Y los sabios, los filósofos y los verdugos habrían retrocedido, diciendo temblorosos:
—No se atreva nadie venir a este lugar. Este lugar es sagrado.
¿En qué más pensaba Musia? En muchas cosas —porque el hilo de la vida no se rompía para ella con la muerte, sino que seguía desarrollándose tranquila y regularmente. Pensaba en los camaradas, en aquellos que desde lejos sufrirían con angustia y dolor por su ejecución, y en los cercanos que junto con ella irían a la horca. Le asombraba que Vasili se hubiese atemorizado tanto, él, que siempre había sido valiente, y que hasta había bromeado con la muerte. El mismo martes por la mañana, cuando todos se habían colgado de los cinturones las bombas que dentro de unas horas debían estallar y matarlos a ellos mismos, a Tania Kovalchuk le habían empezado a temblar las manos, y había sido menester alejarla un poco; en cambio, Vasili había bromeado y reído, moviéndose con tan poca precaución, que Verner le había dicho en tono severo:
—No hay que tomarse confianzas con la muerte.
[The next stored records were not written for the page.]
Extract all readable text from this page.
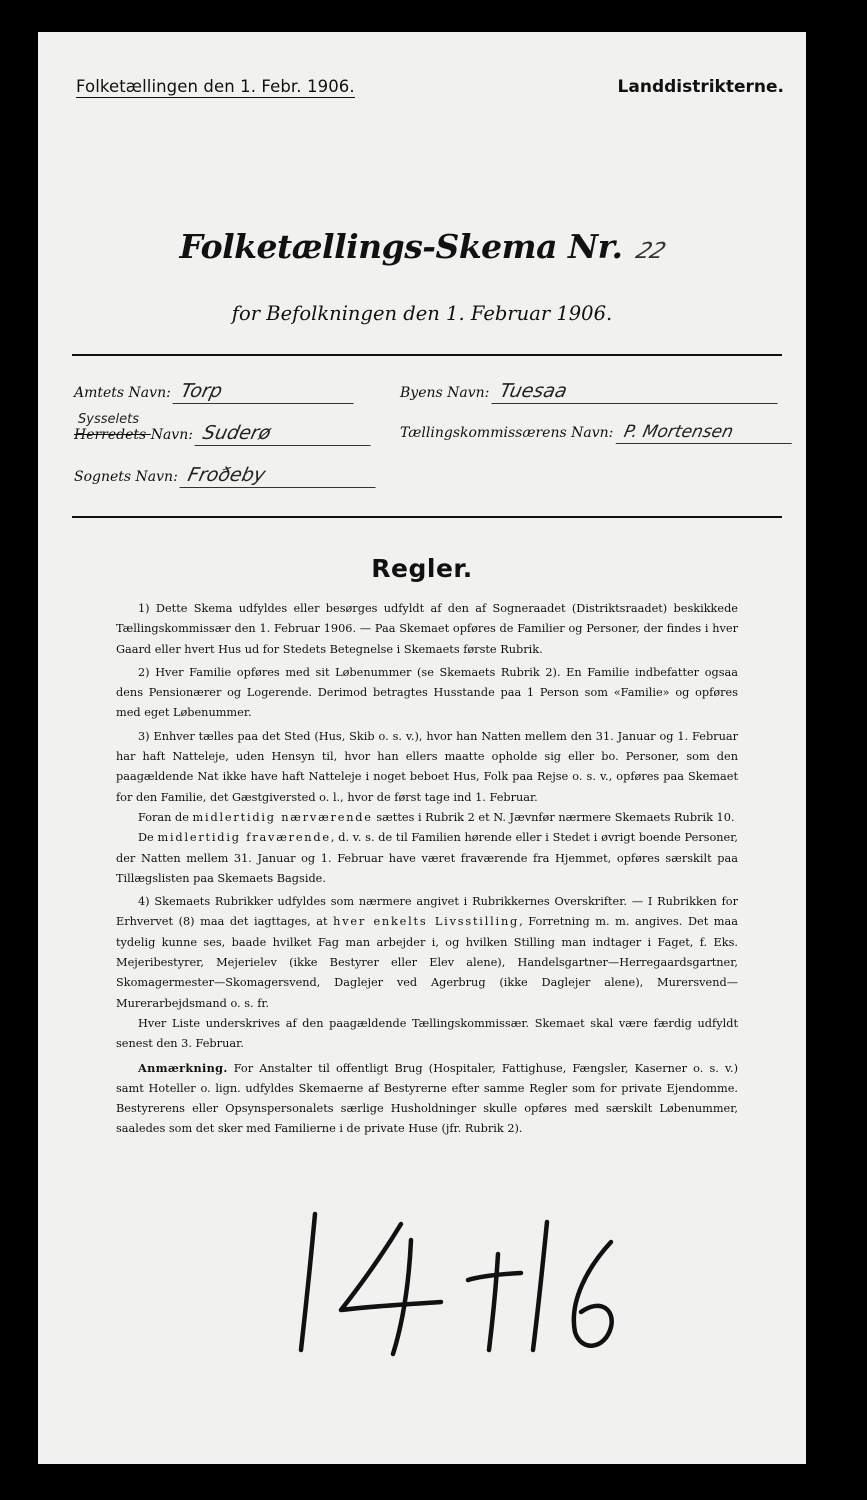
Folketællingen den 1. Febr. 1906.	Landdistrikterne.
Folketællings-Skema Nr. 22
for Befolkningen den 1. Februar 1906.
Amtets Navn: Torp	Byens Navn: Tuesaa
Herredets
Sysselets
Navn: Suderø	Tællingskommissærens Navn: P. Mortensen
Sognets Navn: Froðeby
Regler.

1) Dette Skema udfyldes eller besørges udfyldt af den af Sogneraadet (Distriktsraadet) beskikkede Tællingskommissær den 1. Februar 1906. — Paa Skemaet opføres de Familier og Personer, der findes i hver Gaard eller hvert Hus ud for Stedets Betegnelse i Skemaets første Rubrik.

2) Hver Familie opføres med sit Løbenummer (se Skemaets Rubrik 2). En Familie indbefatter ogsaa dens Pensionærer og Logerende. Derimod betragtes Husstande paa 1 Person som «Familie» og opføres med eget Løbenummer.

3) Enhver tælles paa det Sted (Hus, Skib o. s. v.), hvor han Natten mellem den 31. Januar og 1. Februar har haft Natteleje, uden Hensyn til, hvor han ellers maatte opholde sig eller bo. Personer, som den paagældende Nat ikke have haft Natteleje i noget beboet Hus, Folk paa Rejse o. s. v., opføres paa Skemaet for den Familie, det Gæstgiversted o. l., hvor de først tage ind 1. Februar.

Foran de midlertidig nærværende sættes i Rubrik 2 et N. Jævnfør nærmere Skemaets Rubrik 10.

De midlertidig fraværende, d. v. s. de til Familien hørende eller i Stedet i øvrigt boende Personer, der Natten mellem 31. Januar og 1. Februar have været fraværende fra Hjemmet, opføres særskilt paa Tillægslisten paa Skemaets Bagside.

4) Skemaets Rubrikker udfyldes som nærmere angivet i Rubrikkernes Overskrifter. — I Rubrikken for Erhvervet (8) maa det iagttages, at hver enkelts Livsstilling, Forretning m. m. angives. Det maa tydelig kunne ses, baade hvilket Fag man arbejder i, og hvilken Stilling man indtager i Faget, f. Eks. Mejeribestyrer, Mejerielev (ikke Bestyrer eller Elev alene), Handelsgartner—Herregaardsgartner, Skomagermester—Skomagersvend, Daglejer ved Agerbrug (ikke Daglejer alene), Murersvend—Murerarbejdsmand o. s. fr.

Hver Liste underskrives af den paagældende Tællingskommissær. Skemaet skal være færdig udfyldt senest den 3. Februar.

Anmærkning. For Anstalter til offentligt Brug (Hospitaler, Fattighuse, Fængsler, Kaserner o. s. v.) samt Hoteller o. lign. udfyldes Skemaerne af Bestyrerne efter samme Regler som for private Ejendomme. Bestyrerens eller Opsynspersonalets særlige Husholdninger skulle opføres med særskilt Løbenummer, saaledes som det sker med Familierne i de private Huse (jfr. Rubrik 2).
¿Por qué, pues, habíase asustado ahora? Pero de tal modo era extraño tal pavor al alma de Musia, que inmediatamente dejó de pensar en él y de pretender averiguar su origen. De pronto le entraron unos desesperados deseos de ver a Serguéi Golovin y de chancear con él. Y aún más sentía deseos de ver a Verner y hacerle creer algo. Se imaginaba a Verner caminando al lado de ella con su paso firme y seguro, y le decía en su imaginación:
—No, Verner, querido, todo esto no tiene importancia; no importa si habías logrado o no matar a N. N. Eres inteligente, pero actúas como si estuvieses jugando al ajedrez: tomar una y otra figura y la partida está ganada. Aquí lo que importa es que nosotros mismos estamos dispuestos a morir. ¿Entiendes? ¿Qué es lo que piensan esos señores? Que no hay nada más horrible que la muerte. Ellos mismos han inventado la muerte y ahora la temen y tratan de atemorizarnos. Yo quisiera que sucediese así: salir sola al encuentro de un ejército y empezar a disparar sobre los soldados con un revólver. No importa que yo sea sola y haya miles de soldados; no importa que no mate a nadie. Mejor aún que haya miles de soldados. Cuando miles matan a uno, ese uno vence. Ésta es la verdad, Verner.
Pero veía tan claramente que él se daba cuenta de ello, que no quería seguir convenciéndole. Además, Verner sin duda ya habría comprendido.
Su pensamiento no deseaba insistir en el mismo tema, tal un ave audaz que vuela en espacios infinitos, para la cual es accesible todo el horizonte y todo el cielo acariciador y tierno. Sonaban las horas. Las ideas se confundían en una armonía lejana y las imágenes fugitivas se convertían en una música. Musia imaginó entonces que viajaba en una noche plácida por un sendero amplio, oyendo repicar las campanillas de las colleras de los caballos, mecida suavemente por los resortes del coche. Todas sus preocupaciones habían desaparecido, y su cuerpo fatigado se había como disuelto en la obscuridad; el pensamiento creaba apaciblemente imágenes luminosas, con cuyos colores y con cuya serenidad se embriagaba. Recordó Musia a tres compañeros ahorcados no hacía mucho, cuyos rostros aparecían iluminados, alegres y próximos, más próximos que en la vida, y esta visión la confortaba, como la de la casa de los amigos donde sabe uno que ha de ser recibido a la tarde con risueña amabilidad.